On des­cend du fer­ry au milieu d’une foule de Stam­bou­liotes venus fuir la cha­leur de la ville, familles avec gla­cières, cyclistes, amou­reux. On loue un vélo ou l’on monte dans une navette élec­trique qui glisse sans bruit sur l’an­cienne route des calèches. Il n’y a plus de che­vaux, plus d’o­deur, plus de cla­que­ment de sabots ; il y a le ron­ron­ne­ment dis­cret des moteurs et la voix des guides. On fait le tour de l’île, on passe devant les grandes vil­las de bois qui s’é­caillent dou­ce­ment, on lève les yeux vers l’or­phe­li­nat qui s’ef­fondre sur sa col­line, on peut, si on le veut, mar­cher jus­qu’à la mai­son de Trots­ky ou prendre le fer­ry pour Hey­be­lia­da et grim­per vers le sémi­naire mort. Rien ne vous y force. Rien ne vous l’in­dique vrai­ment. Les îles pro­posent un plai­sir de sur­face par­fai­te­ment hon­nête — la bai­gnade, le pois­son grillé au bord de l’eau, la mon­tée à pied jus­qu’au monas­tère Saint-Georges où l’on accroche des fils de vœux aux arbres — et gardent leur sous-sol pour ceux qui savent creuser.

C’est cette super­po­si­tion qui rend l’en­droit inépui­sable pour qui aime mar­cher dans l’his­toire. En haut de Büyü­ka­da, sous la treille du café qui domine la mer, on peut boire un thé exac­te­ment à l’en­droit où des impé­ra­trices déchues atten­daient la mort. La vue est la même qu’il y a douze siècles : la Mar­ma­ra, la ligne bleu­tée des autres îles, Istan­bul à l’ho­ri­zon comme une pro­messe et une menace. Irène a peut-être regar­dé ce même bleu en pen­sant à son fils aveu­glé et au trône per­du. Trots­ky l’a regar­dé en écri­vant l’his­toire de sa révo­lu­tion deve­nue orphe­line. Les orphe­lins grecs l’ont regar­dé depuis leurs dor­toirs avant qu’on les dis­perse. Le bleu n’a rien rete­nu de tout cela ; c’est un bleu inno­cent, et c’est bien le problème.

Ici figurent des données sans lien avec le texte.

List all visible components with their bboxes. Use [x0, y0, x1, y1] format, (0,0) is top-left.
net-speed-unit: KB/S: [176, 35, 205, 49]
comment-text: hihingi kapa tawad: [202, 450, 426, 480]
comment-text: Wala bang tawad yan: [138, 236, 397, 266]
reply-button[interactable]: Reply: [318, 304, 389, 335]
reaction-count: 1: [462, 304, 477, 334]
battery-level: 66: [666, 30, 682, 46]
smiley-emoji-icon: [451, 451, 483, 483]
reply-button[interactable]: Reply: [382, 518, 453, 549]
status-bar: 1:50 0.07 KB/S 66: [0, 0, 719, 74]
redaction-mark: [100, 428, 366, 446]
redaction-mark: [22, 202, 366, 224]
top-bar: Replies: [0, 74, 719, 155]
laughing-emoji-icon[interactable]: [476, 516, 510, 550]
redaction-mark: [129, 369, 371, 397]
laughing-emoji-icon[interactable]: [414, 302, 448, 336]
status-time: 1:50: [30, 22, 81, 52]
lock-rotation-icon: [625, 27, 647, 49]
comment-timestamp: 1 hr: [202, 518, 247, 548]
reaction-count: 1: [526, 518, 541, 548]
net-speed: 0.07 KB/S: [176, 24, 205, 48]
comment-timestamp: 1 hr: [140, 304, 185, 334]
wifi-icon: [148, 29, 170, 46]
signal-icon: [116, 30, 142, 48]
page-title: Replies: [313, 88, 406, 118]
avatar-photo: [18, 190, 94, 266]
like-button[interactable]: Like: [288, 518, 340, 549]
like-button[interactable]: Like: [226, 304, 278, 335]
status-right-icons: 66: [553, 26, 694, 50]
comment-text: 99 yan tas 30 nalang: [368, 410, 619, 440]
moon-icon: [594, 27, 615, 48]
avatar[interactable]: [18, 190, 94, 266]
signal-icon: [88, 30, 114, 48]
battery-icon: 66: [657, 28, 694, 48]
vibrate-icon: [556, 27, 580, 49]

Les Îles des Princes ne portent pas le deuil de ce qu’elles ont abri­té. Elles ont été trop bien conçues pour cela : un lieu d’ef­fa­ce­ment ne sau­rait com­mé­mo­rer ce qu’il efface sans se tra­hir. Le voya­geur qui débarque aujourd’­hui avec sa ser­viette de plage tra­verse sans le savoir un cime­tière de puis­sances, un archi­pel où l’Em­pire romain d’O­rient, l’Em­pire otto­man, la Répu­blique turque et l’U­nion sovié­tique ont cha­cun dépo­sé leurs vain­cus, cha­cun croyant inven­ter une méthode neuve, cha­cun retrou­vant la même vieille recette : la beau­té comme geôle, la dou­ceur comme sen­tence, le silence comme der­nier mot. On rem­barque au cré­pus­cule, le fer­ry s’é­loigne, les pins noir­cissent contre le ciel, l’or­phe­li­nat n’est plus qu’une masse sombre sur sa crête. On se retourne une der­nière fois vers les neuf îles cou­chées dans l’eau, si pai­sibles, si tran­quilles, et l’on com­prend enfin pour­quoi elles sont si pai­sibles. Elles ont eu mille ans pour apprendre à se taire.